Jimmie still competes with his band, which has won most of the competitions around, but he has given up dance competitions for a while. “My main aim is to become a qualified dancing teacher,” he says.
Four years ago Jimmie discovered a new heritage. Through entertaining, he met a member of the Church. They became friends, and she invited him to go to church with her. He enjoyed the meetings and soon he began talking with the missionaries.
“I found out all about the Church. I was more active than some members,” he says. Finally after two years Jimmie decided he was going to get baptized.
“I had the object one week to pray about it. I did pray, and sincerely. I think that was the big difference. I prayed sincerely because I did want to know if the Church was true. An answer came. I mean it was really strong—very, very strong.
“Before, I was expecting an answer straight away when I was praying. This time I waited. I didn’t have to wait very long. Once I had the feeling, I knew there was no way I could deny it. Just no way at all.
“My parents weren’t too keen on my decision at first. I had been brought up in the Church of Scotland. My mother was slightly hurt, but my father was just concerned I was doing the right thing. I asked them to come to my baptism, and they were there on the front row seats.
“My brother disowned me. He just didn’t want to know me at all. But now he’s great about it. If he hears anyone saying anything bad about the Church or my being a Mormon, he’ll jump to my defense.

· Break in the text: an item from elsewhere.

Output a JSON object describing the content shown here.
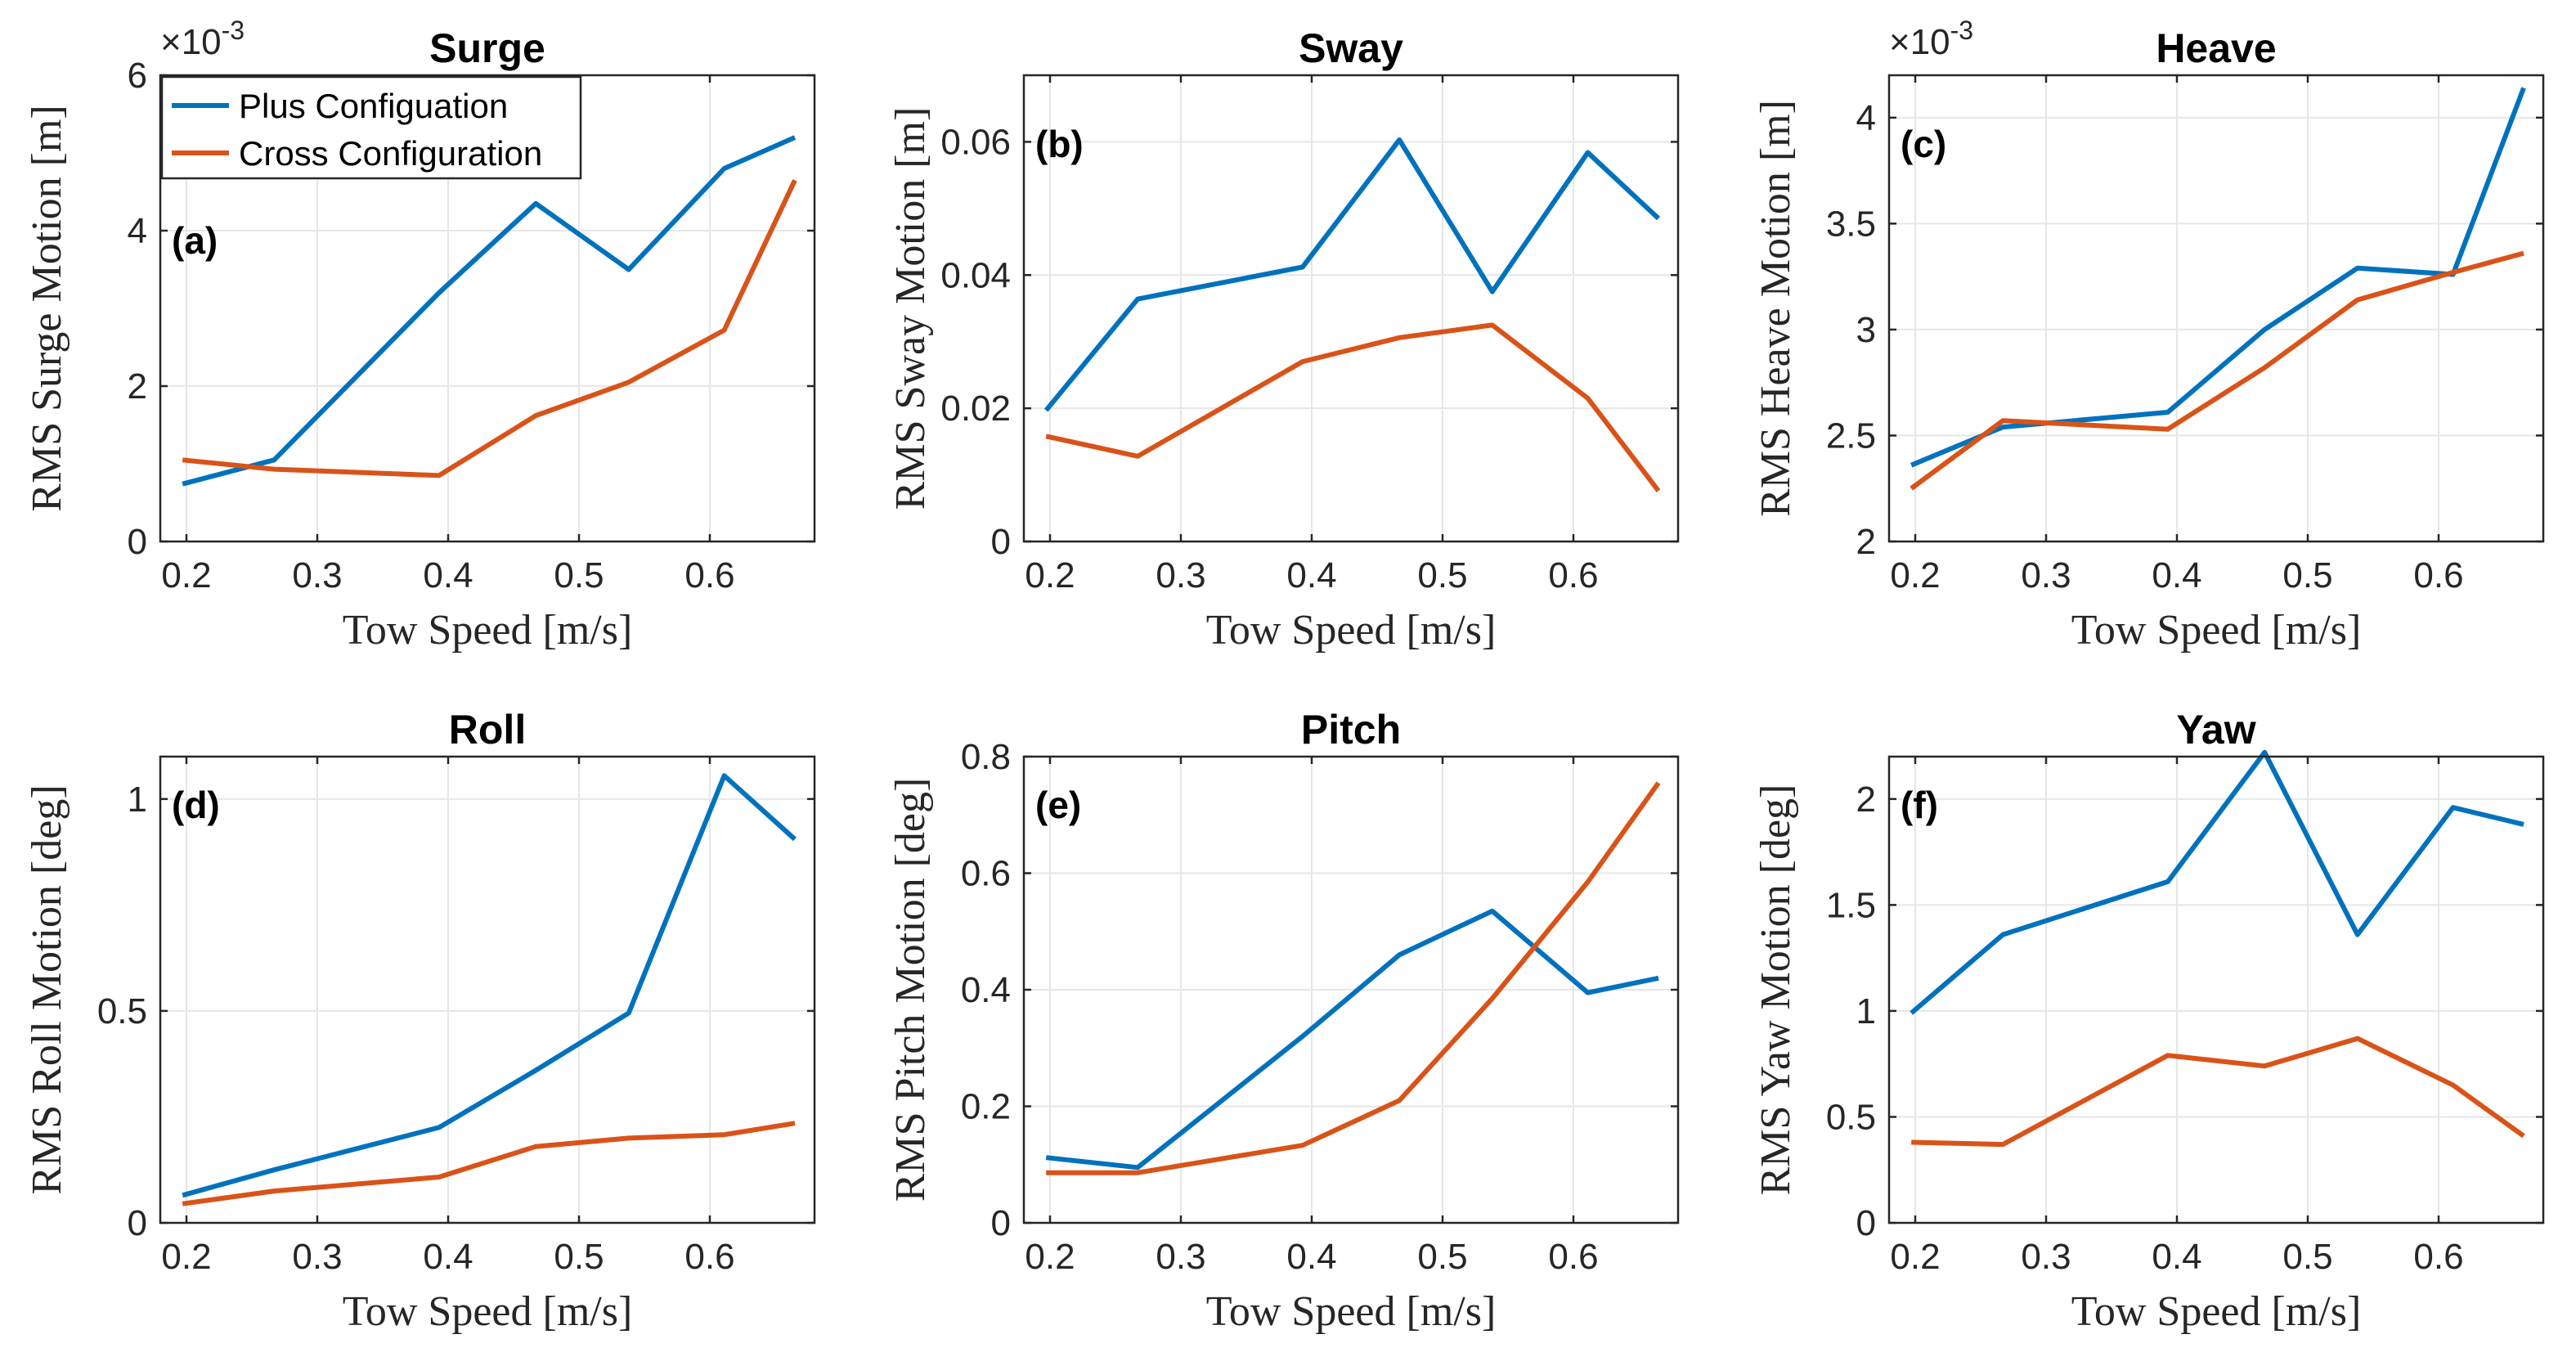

It’s heartwarming. It’s good to see him stand by me as my parents do.”
Jimmie shares with his family the things that happen at church each weekend. “If I have a calling they seem quite pleased. They know the Church is quite a big part of my life.”
He was attracted to the Church because he had many of the same values it teaches. “I’m a firm believer in doing unto others as you would have them do unto you.”
When he started studying with the missionaries, he was already living the Word of Wisdom. “As a teenager I drank, but only because all my friends were drinking. I realized that to be one of the boys you didn’t have to drink. They respected me eventually because of it.”
Jimmie is proud of his new-found heritage as a Latter-day Saint and strives to share it with others by his example. He blends his new beliefs with the Highland traditions of his homeland to show others what it means to be a Scottish Latter-day Saint.